Vraag 1.b: Stel, anders dan onder a, dat de auto niet teniet gaat, maar dat Berend deze
overdraagt aan Cornelis, die wist noch behoorde te weten dat er een pandrecht op de zaak rust.
Wat gebeurt er met het pandrecht van Anton?
- B draagt de zaak over aan C
- Kan B zijn verpande auto overdragen aan C? Dat kan, art. 3:84 lid 1 BW (geldige titel; koop,
beschikkingsbevoegd; hij is eigenaar en leveringshandeling; meestal bezitsverschaffing). Dan
is de auto rechtsgeldig overgedragen aan C.

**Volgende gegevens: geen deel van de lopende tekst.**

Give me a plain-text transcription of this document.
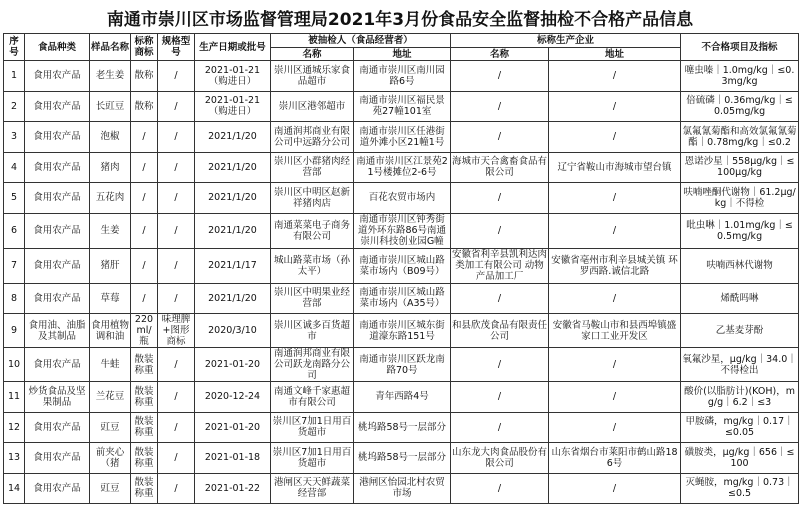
南通市崇川区市场监督管理局2021年3月份食品安全监督抽检不合格产品信息
序号	食品种类	样品名称	标称商标	规格型号	生产日期或批号	被抽检人（食品经营者）		标称生产企业		不合格项目及指标
						名称	地址	名称	地址	
1	食用农产品	老生姜	散称	/	2021-01-21（购进日）	崇川区通城乐家食品超市	南通市崇川区南川园路6号	/	/	噻虫嗪｜1.0mg/kg｜≤0.3mg/kg
2	食用农产品	长豇豆	散称	/	2021-01-21（购进日）	崇川区港邻超市	南通市崇川区福民景苑27幢101室	/	/	倍硫磷｜0.36mg/kg｜≤0.05mg/kg
3	食用农产品	泡椒	/	/	2021/1/20	南通润邦商业有限公司中远路分公司	南通市崇川区任港街道外滩小区21幢1号	/	/	氯氟氰菊酯和高效氯氟氰菊酯｜0.78mg/kg｜≤0.2
4	食用农产品	猪肉	/	/	2021/1/20	崇川区小群猪肉经营部	南通市崇川区江景苑21号楼摊位2-6号	海城市天合禽畜食品有限公司	辽宁省鞍山市海城市望台镇	恩诺沙星｜558μg/kg｜≤100μg/kg
5	食用农产品	五花肉	/	/	2021/1/20	崇川区中明区赵新祥猪肉店	百花农贸市场内	/	/	呋喃唑酮代谢物｜61.2μg/kg｜不得检
6	食用农产品	生姜	/	/	2021/1/20	南通菜菜电子商务有限公司	南通市崇川区钟秀街道外环东路86号南通崇川科技创业园G幢	/	/	吡虫啉｜1.01mg/kg｜≤0.5mg/kg
7	食用农产品	猪肝	/	/	2021/1/17	城山路菜市场（孙太平）	南通市崇川区城山路菜市场内（B09号）	安徽省利辛县凯利达肉类加工有限公司 动物产品加工厂	安徽省亳州市利辛县城关镇 环罗西路.诚信北路	呋喃西林代谢物
8	食用农产品	草莓	/	/	2021/1/20	崇川区中明果业经营部	南通市崇川区城山路菜市场内（A35号）	/	/	烯酰吗啉
9	食用油、油脂及其制品	食用植物调和油	220ml/瓶	味理脾+图形商标	2020/3/10	崇川区诚多百货超市	南通市崇川区城东街道濠东路151号	和县欣茂食品有限责任公司	安徽省马鞍山市和县西埠镇盛家口工业开发区	乙基麦芽酚
10	食用农产品	牛蛙	散装称重	/	2021-01-20	南通润邦商业有限公司跃龙南路分公司	南通市崇川区跃龙南路70号	/	/	氧氟沙星，μg/kg｜34.0｜不得检出
11	炒货食品及坚果制品	兰花豆	散装称重	/	2020-12-24	南通文峰千家惠超市有限公司	青年西路4号	/	/	酸价(以脂肪计)(KOH)，mg/g｜6.2｜≤3
12	食用农产品	豇豆	散装称重	/	2021-01-20	崇川区7加1日用百货超市	桃坞路58号一层部分	/	/	甲胺磷，mg/kg｜0.17｜≤0.05
13	食用农产品	前夹心（猪	散装称重	/	2021-01-18	崇川区7加1日用百货超市	桃坞路58号一层部分	山东龙大肉食品股份有限公司	山东省烟台市莱阳市鹤山路186号	磺胺类，μg/kg｜656｜≤100
14	食用农产品	豇豆	散装称重	/	2021-01-22	港闸区天天鲜蔬菜经营部	港闸区怡园北村农贸市场	/	/	灭蝇胺，mg/kg｜0.73｜≤0.5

- Wat gebeurt er dan met het pandrecht? Nemo plus beginsel (kan niet meer overdragen dan hij
heeft, dus bezwaarde auto is ook bezwaarde auto overdragen). Wat kan B overdragen,
waarover is hij beschikkingsbevoegd? Dat is het met pandrecht bezwaarde auto. Dat is een
beperkt recht en dat heeft zaaksgevolg, dat betekent dat het de zaak volgt, blijft daarop rusten.
C krijgt dus, zonder dat hij het weet, eigendomsrecht op een auto met een pandrecht. Maar in
de casus staat ‘hij wist niet of hoefde niet te weten’ dat betekent dat hij te goeder trouw is.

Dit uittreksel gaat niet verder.